In a bit of a rush right now but I'm on the west coast and don't know the results. My guess is Syesha's going home.

I really was happy for for Chikeze, thought Ramiele sounded much better than anyone else did apparently, and feel sorry for Archuletta. It's not his fault he was the anointed one. He seems genuine if anything.

Favorites this week were Chikeze, White, Malubay, Castro as usual, and Cook, whose confidence is soaring.

2008-03-12 22:47:58
2.   Inside Baseball
Good call Mark.

I actually watched the entire results show. Now we get to listen to the worst three performances again as opposed to just the one of the person going home.

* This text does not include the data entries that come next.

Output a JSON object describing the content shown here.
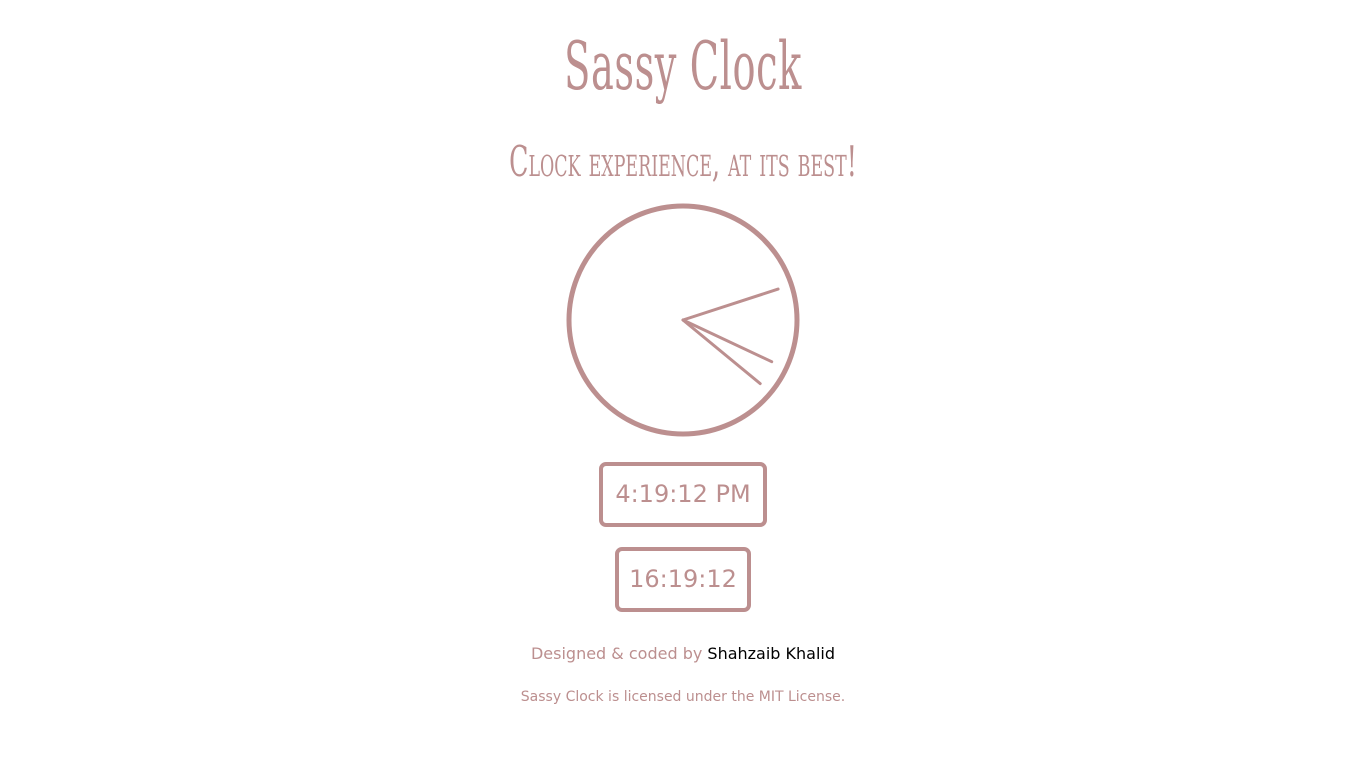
{
  "header": {
    "title": "Sassy Clock",
    "subtitle": "Clock experience, at its best!"
  },
  "clock": {
    "hours": 4,
    "minutes": 19,
    "seconds": 12
  },
  "digital": {
    "time_12h": "4:19:12 PM",
    "time_24h": "16:19:12"
  },
  "footer": {
    "credit_prefix": "Designed & coded by",
    "author_name": "Shahzaib Khalid",
    "license_text": "Sassy Clock is licensed under the MIT License."
  },
  "colors": {
    "accent": "#bc8f8f",
    "link": "#000000",
    "background": "#ffffff"
  }
}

They should have each judge pick one encore performance each week instead.

2008-03-14 13:16:39
3.   Mark T.R. Donohue
One-hour results shows are like water torture. Thank goodness for DVR technology.

They've now announced that next week's theme will be... Lennon/McCartney AGAIN. Seems like a risky move. This week's show was almost free of horror show moments, but asking the completely ignorant David Archuleta to pick another Beatles tune he's never heard could be asking for trouble. Gives Amanda a chance to sing "Get Back," though.

I want to point out that in the EW "Idolatry" podcasts, which I otherwise really enjoy, Michael Slezak suggested Brooke White do "Here Comes the Sun." Not a Lennon/McCartney tune, Michael.

2008-03-16 18:00:30
4.   overkill94
Once again I thought Overmayer was terrible. I haven't enjoyed one moment of any of her performances so far. She looks terribly awkward on stage, has absolutely no vocal range, and the range she does use has no place in modern music.

I may have been the only person who thought Carly's performance was pretty crappy. Her vocal was way too strained for such a normally laid-back song; I didn't think it worked at all.

Not sad to see the stripper go home, but he didn't necessarily deserve it. Kristy Lee's "interpretation" of Eight Days a Week was an abomination. Like you said, she needs to do songs that either already have a country element to them or tweak the arrangement only slightly to give it a country feel. I'm happy to have her eye candy for at least one more week, but her vocals won't carry her much further.

2008-03-17 11:19:36
5.   driches
Good review, I agree with just about all your comments.

Although I actually kind of enjoyed Kristy Lee's countrified '8 Days a Week.' I think if she had changed up the driving snare beat on the bridges and slowed them down the way the Beatles do ("8 Days a week...I lu-uh-uh-uh-v you.."), it would have flowed a lot better and it would have gone over well.

Finally, one correction: "If I Fell" IS a Lennon song, not a McCartney.

(On that note, one deep Beatles history aside: In the entire Beatles catalogue, there are only two songs that Lennon and McCartney vehemently debate ownership of: the lyrics of "Eleanor Rigby," and "In My Life."

In the intro video from Tuesday's show, discussing McCartney vs. Lennon, they flashed the titles of some Paul songs, then some John songs. One of the three "John" songs was...In My Life. I see this as a dig on Paul; of the dozens of indisputably John songs, they picked one of two where authorship is questioned. Paul must be steaming.)